Advanced optimization for algorithms and data structure in programming.

Continueing with  数据结构和算法&刷题题记 but should be writen in English. This is an article for optimizing process on the algorithm compare to the previous.

DFA: The fixed format input can be resolved by DFA(deterministic finite automaton). The No.65 Valid Number is a classic example, so do as the complier. The essence is tranfering the status to next definited position that present the next action. If matched, then take action otherwise stop and quit from the process.

private int[][] DFAtable = new int[][]{
// 43.5e34
// /+-/0-9/./Ee/end
 { 0, 1, 2, 3,-1}//0 begin
,{-1,-1, 2,-1,-1}//1 +-
,{ 8,-1, 2, 3, 5}//2 number
,{-1,-1, 4,-1,-1}//3 .
,{ 8,-1, 4,-1, 5}//4 number
,{-1,-1, 6,-1,-1}//5 Ee
,{ 8, 7, 6,-1,-1}//6 number
,{ 8,-1, 6,-1,-1}//7 +-
,{ 8,-1,-1,-1,-1}//8 end
};

 

The benefits is that the DFA is more clear and apparent than the previous method due to the table directs the whole process. The weekness is the table may be difficult to understand.

Recursion:

Mostly, the recursion process would be much fast and cost less. But consider the each invoking stack costs at least 4KB by memory. If the input is too large to accomandate the whole stacks, the program will throw error as out of memory. To reduce the memory occupation, reassemble the call stacks will provide more space for calculation. The No.772 is well to demonstrate the process. Apparently, each resursion could be expanded as stack call process.
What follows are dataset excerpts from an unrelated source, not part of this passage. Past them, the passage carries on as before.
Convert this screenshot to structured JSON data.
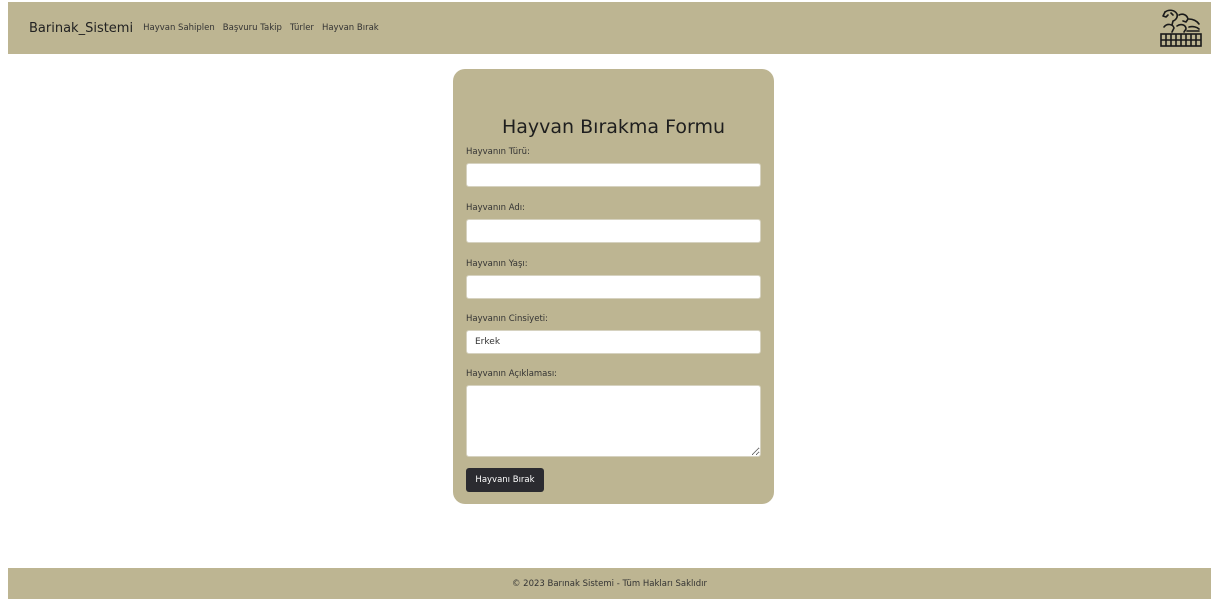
{
  "navbar": {
    "brand": "Barinak_Sistemi",
    "links": [
      "Hayvan Sahiplen",
      "Başvuru Takip",
      "Türler",
      "Hayvan Bırak"
    ],
    "logo_icon": "horse-stable-icon",
    "background_color": "#bdb592"
  },
  "form": {
    "title": "Hayvan Bırakma Formu",
    "fields": {
      "type_label": "Hayvanın Türü:",
      "type_value": "",
      "name_label": "Hayvanın Adı:",
      "name_value": "",
      "age_label": "Hayvanın Yaşı:",
      "age_value": "",
      "gender_label": "Hayvanın Cinsiyeti:",
      "gender_value": "Erkek",
      "description_label": "Hayvanın Açıklaması:",
      "description_value": ""
    },
    "submit_label": "Hayvanı Bırak",
    "card_color": "#bdb592",
    "button_color": "#2b2b30"
  },
  "footer": {
    "text": "© 2023 Barınak Sistemi - Tüm Hakları Saklıdır"
  }
}
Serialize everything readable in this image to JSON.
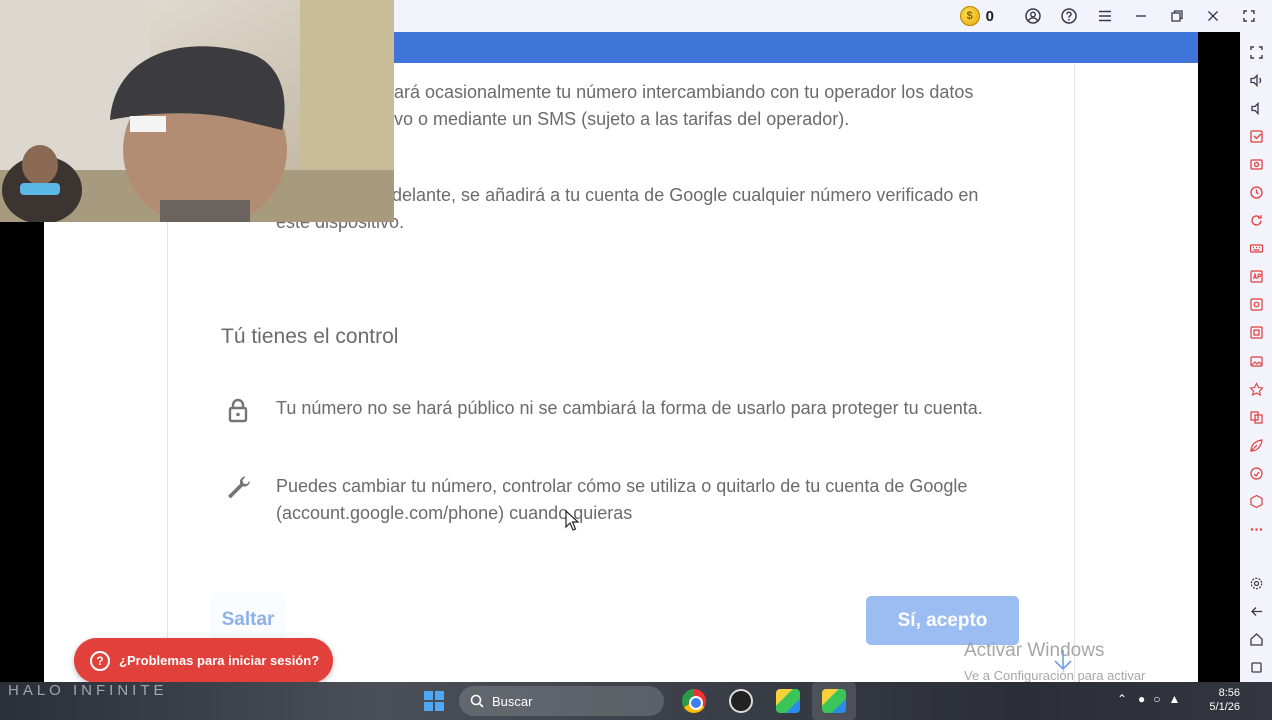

And the weakness comes as slower speed.

    public int calculateByStack() {
        //store the variables
        Stack<Integer> numStack = new Stack<Integer>();
        Stack<Character> oprandStack = new Stack<Character>();
        
        //sum is the total amount.
        //prev is the previous number that ready for operation.
        //num is the current number that has made out by char just recent.
        int sum=0, prev=0, current=0;
        char c = 0, prevOprand = '+';
        while(!isEmpty()) {
            c = nextChar();
            
            if (Character.isDigit(c)) {
                current = current*10 + c - '0';
            }else if (c=='(') {
                //store the data into stack.
                numStack.push(sum);
                numStack.push(prev);
                numStack.push(current);
                oprandStack.push(c);
                oprandStack.push(prevOprand);

                //initial the variables for new cycle.
                sum=prev=current=0;
                c = 0;prevOprand = '+';
                //this is the old solution under the recursion.
//                num = calculate(s);
            }else if (Symbols[c]) {//match calculation symbol 
                //calculate
                switch(prevOprand) {
                case '+':
                    sum+=prev;prev=current;break;
                case '-':
                    sum+=prev;prev=-current;break;
                case '*':
                    prev*=current;break;
                case '/':
                    prev=prev==0?0:(prev/current);break;
                }
                if (c==')') {
                    //recover variables from the stack for the old cycle.
                    current=sum+=prev;
                    
                    numStack.pop();
                    prev=numStack.pop();
                    sum=numStack.pop();

                    prevOprand=oprandStack.pop();
                    c=oprandStack.pop();
                    continue;
                }
                //set oprand for next cycle.
                prevOprand=c;current=0;
            }
        }
        //final. because the prev has set to compact the positive and negative value. so just plus.
        return sum+prev;
    }
    
    public int calculateByRecursion() {
        //sum is the total amount.
        //prev is the previous number that ready for operation.
        //num is the current number that has made out by char just recent.
        int sum=0, prev=0, current=0;
        char c = 0, prevOprand = '+';
        while(!isEmpty()) {
            c = nextChar();
            
            if (Character.isDigit(c)) {
                current = current*10 + c - '0';
            }else if (c=='(') {
                current = calculateByRecursion();
            }else if (Symbols[c]) {//match calculation symbol 
                //calculate
                switch(prevOprand) {
                case '+':
                    sum+=prev;prev=current;break;
                case '-':
                    sum+=prev;prev=-current;break;
                case '*':
                    prev*=current;break;
                case '/':
                    prev=prev==0?0:(prev/current);break;
                }
                if (c==')') {break;}
                //set oprand for next cycle.
                prevOprand=c;current=0;
            }
        }
        //final. because the prev has set to compact the positive and negative value. so just plus.
        return sum+prev;
    }

 

Retreive:

For some question regarding to process array in O(n) time cost, the better way to avoid O(n*n) is to retreive the array by two direction that is from the begain to the end and from the end to the begain. The variables which generated in the process, could be used as reduce the time complexisibility.

Enumerate:

To list all possible combinations for a listed array, cut the slice into left and right piece than merge two part together when they are returned.